Duke University Medical Center, Duke Cancer Institute, Department of Pathology, Durham, NC, United States.
Front Oncol. 2024 Oct 31;14:1445668. doi: 10.3389/fonc.2024.1445668. eCollection 2024.
Clinical management of non-small cell lung cancer (NSCLC) requires accurate identification of tumor-specific genetic alterations to inform treatment options. Historically, providers have relied on single-gene testing (SGT) for actionable variants due to a perception of cost-effectiveness and/or efficient turnaround time compared to next-generation sequencing (NGS). However, not all actionable variants may be evaluated through SGT modalities, and an SGT approach can exhaust valuable tissue needed for more comprehensive analyses. In contrast, comprehensive genomic profiling (CGP) tests employ NGS to sequence megabases of DNA and RNA to evaluate all relevant molecular alterations, providing a broader genetic profile to identify actionable alterations that SGT may not accurately or efficiently assess. Here, we briefly describe four cases from a large reference laboratory in which actionable alterations were identified by CGP but not SGT. The discussion highlights the utility and advantages of using CGP to provide complete and timely treatment options and clinical trial opportunities for patients with NSCLC.
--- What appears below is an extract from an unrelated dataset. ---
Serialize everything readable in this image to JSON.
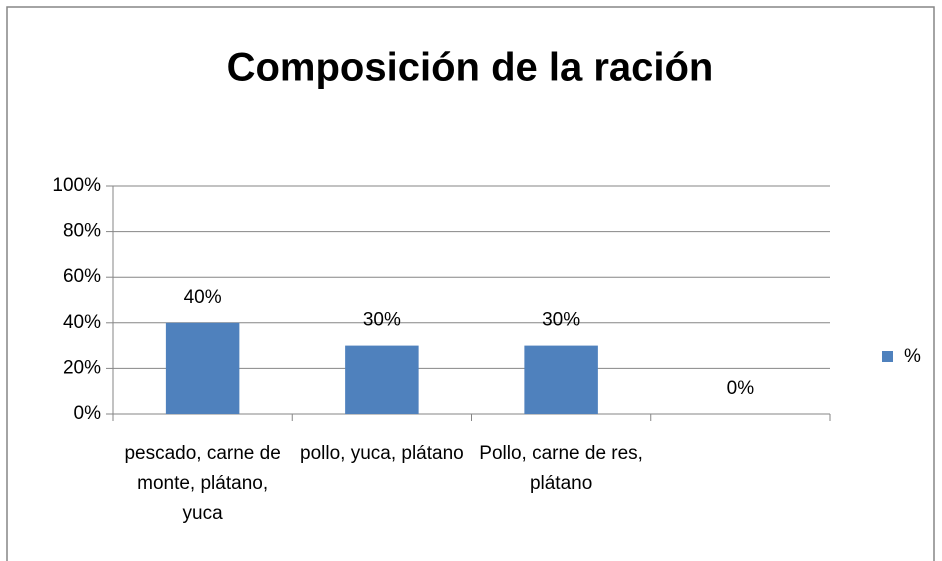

非小细胞肺癌(NSCLC)的临床管理需要准确识别肿瘤特异性基因改变,以为治疗方案提供依据。从历史上看,由于与新一代测序(NGS)相比,认为单基因检测(SGT)具有成本效益和/或周转时间高效,医疗服务提供者一直依赖SGT来检测可操作的变异。然而,并非所有可操作的变异都可以通过SGT方法进行评估,而且SGT方法可能会耗尽用于更全面分析所需的宝贵组织。相比之下,综合基因组分析(CGP)测试采用NGS对数百万碱基的DNA和RNA进行测序,以评估所有相关的分子改变,提供更广泛的基因图谱,以识别SGT可能无法准确或有效评估的可操作改变。在此,我们简要描述了一家大型参考实验室的四个病例,其中通过CGP而非SGT识别出了可操作的改变。讨论强调了使用CGP为NSCLC患者提供完整和及时的治疗方案及临床试验机会的实用性和优势。